Main step of this procedure is to define function which will be used to solve *Ordinary Differential Equations (ODE)*. This function takes three parameter -- t (which is time sequence), state (which are our initial conditions) and parameters. In the body of the function we define differential equations which connect our compartments.
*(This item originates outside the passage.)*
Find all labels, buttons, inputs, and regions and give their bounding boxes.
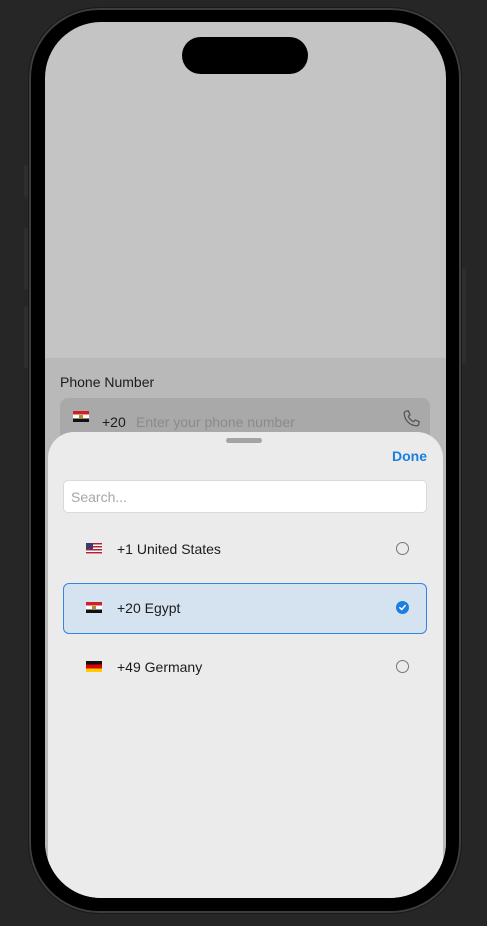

To solve the system of differential equations we use `ode()` function from `deSolve` package and save our results in `modelOutput` variable, which we will later use to make a plot.

```{r}
parameters <- c(b     = 0.1,        # birth rate
                d     = 0.1,        # death rate
                beta  = 0.00025,    # transmission parameter
                gamma = 0.6,        # 1/gamma = infectious period
                a     = 0.1        # 1/a = latent period
                )

time <- 1:100

# Initial conditions
N = 15000    # population size
E0 = 150     # initialy exposed
I0 = 15      # initialy infected
R0 = 20      # initialy recovered

initial <- c(S = N - (E0 + I0 + R0), E = E0, I= I0, R = R0)

# ODE Model
fSEIR <- function(t, state, parameters) {
  with(as.list(c(state, parameters)), {
    dS = b * (S + E + I + R) - beta * S * I - d * S
    dE = beta * S * I - a * E - d * E
    dI = a * E - gamma * I - d * I
    dR = gamma * I - d * R
    return(list(c(dS, dE, dI, dR)))
  })
}

modelOutput <- deSolve::ode(y = initial, func = fSEIR, times = time, parms = parameters)
head(modelOutput)
```

### Ploting SERI model
To create a plot using our favorite library `ggplot2` (which will be described with more details in chapter \@ref(graphs)) we first need to convert our modelOutput to object of class *data frame*. Than we can use code below to plot our model.

```{r}
modelOutput <- as.data.frame(modelOutput)
ggplot(modelOutput, aes(x = time)) +
  geom_line(aes(y = S, colour = "S")) + 
  geom_line(aes(y = E, colour = "E")) +
  geom_line(aes(y = I, colour = "I")) + 
  geom_line(aes(y = R, colour = "R"))
```

However, the element `geom_line` is repeated four times, which does not look nice. We can change it with little effort, and also define some better aesthetics:

```{r}
modelOutput <- as.data.frame(modelOutput) %>%
  gather(key = compartment, value = value, -time) %>%
  left_join(data.frame(compartment = c("S", "E", "I", "R"),
                       ordered = 1:4,
                       stringsAsFactors = F), by = 'compartment')
ggplot(modelOutput, aes(x = time, y = value,
                        colour = reorder(compartment, ordered))) +
  geom_line() +
  viridis::scale_colour_viridis(discrete = T) +
  theme_bw() +
  theme(panel.grid.major.y = element_line(colour = "#dfdfdf")) +
  labs(colour = 'Compartment',
       x = 'Time',
       y = 'Population size',
       title = 'SERI epidemiological model')
```

You might wonder why we added additional column to `modelOutput` data frame. The thing is that `ggplot` automatically maps some aesthetics to groups using alphabetical order. Created column in which we store numbers that refer to compartment order in *SERI* acronym. Than we use it as argument to `reorder` function inside `ggplot`, which under the hood transforms variable to *factor* and change *level* orders. Using this approach, we don't need to change all the orderings of variables and aesthetics manually. I also used color palette from *`viridis` package, which contains four nice looking color palettes, which are colorblind safe (at least in theory).